Causes et facteurs de risque
La cause la plus fréquente est constitutionnelle et héréditaire : une pilosité naturellement fournie, variable selon les origines et les familles, sans anomalie sous-jacente. Certains médicaments peuvent aussi favoriser la pousse des poils.
Chez la femme, une pilosité de type masculin peut être liée à un excès ou à une sensibilité particulière aux hormones masculines, présentes normalement en petite quantité. Certaines situations hormonales, comme un déséquilibre des ovaires, peuvent être en cause. Identifier l'origine permet d'adapter la prise en charge.
Comment se fait le diagnostic ?
Le médecin apprécie le type et la localisation de la pilosité et recherche des signes associés. L'interrogatoire (mode d'installation, antécédents familiaux, médicaments, cycle chez la femme) est essentiel pour orienter vers une cause constitutionnelle ou hormonale.
Chez la femme, en présence d'une pilosité de type masculin ou de signes associés, un bilan hormonal par prise de sang peut être proposé, parfois complété d'une échographie. Ce bilan, adapté à chaque situation, permet de préciser la cause et d'orienter la prise en charge.

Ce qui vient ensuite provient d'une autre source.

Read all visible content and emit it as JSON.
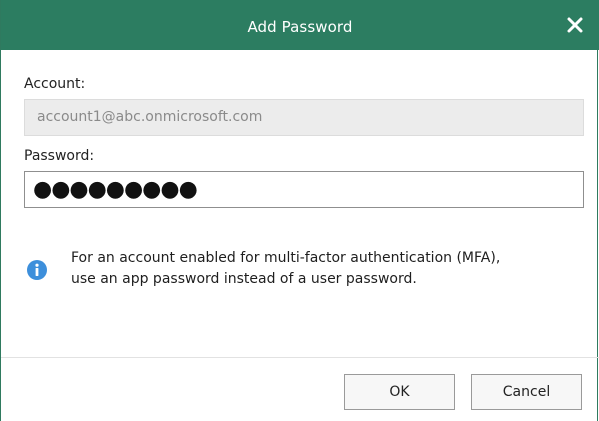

Quels traitements sont possibles ?
La prise en charge associe le traitement de la cause et la réduction de la pilosité :
- Traitement d'une cause hormonale : lorsqu'un déséquilibre est identifié.
- Méthodes de réduction de la pilosité : épilation, et solutions plus durables pour les zones gênantes.
- Adaptation d'un médicament en cause : avec le médecin, si nécessaire.
- Accompagnement : conseils et soutien face au retentissement de la pilosité.
Le choix dépend de la cause et de la gêne. Les résultats demandent souvent de la patience et un traitement suivi. Le dermatologue propose la solution la plus adaptée.
Comment cela évolue-t-il ? Suivi
Lorsqu'une cause hormonale est identifiée et traitée, la pilosité peut diminuer, mais l'amélioration est progressive, car les poils poussent lentement. Les méthodes de réduction de la pilosité apportent un soulagement, parfois durable pour certaines. Un suivi permet d'évaluer les résultats et d'ajuster la prise en charge.
Dans les formes constitutionnelles, sans anomalie, la prise en charge est surtout esthétique et améliore le confort. Le dermatologue accompagne la personne dans le choix des solutions et le suivi, en tenant compte de la gêne ressentie et des attentes.
Quel spécialiste consulter ?
- Médecin généraliste : premier recours, il évalue la pilosité et oriente si besoin.
- Dermatologue : spécialiste de la peau et des poils, il précise la situation et propose des solutions pour réduire la pilosité.
- Endocrinologue : spécialiste des hormones, il intervient en cas de cause hormonale à explorer et à traiter.
Comment préparer sa consultation ?
Notez depuis quand la pilosité a augmenté, sa localisation, et son mode d'installation (progressif ou rapide). Signalez les signes associés (cycle irrégulier, acné, prise de poids) et vos antécédents familiaux.
Indiquez vos traitements en cours, certains pouvant favoriser la pousse des poils. Ces informations aident le médecin à orienter vers une cause constitutionnelle ou hormonale et à adapter la prise en charge.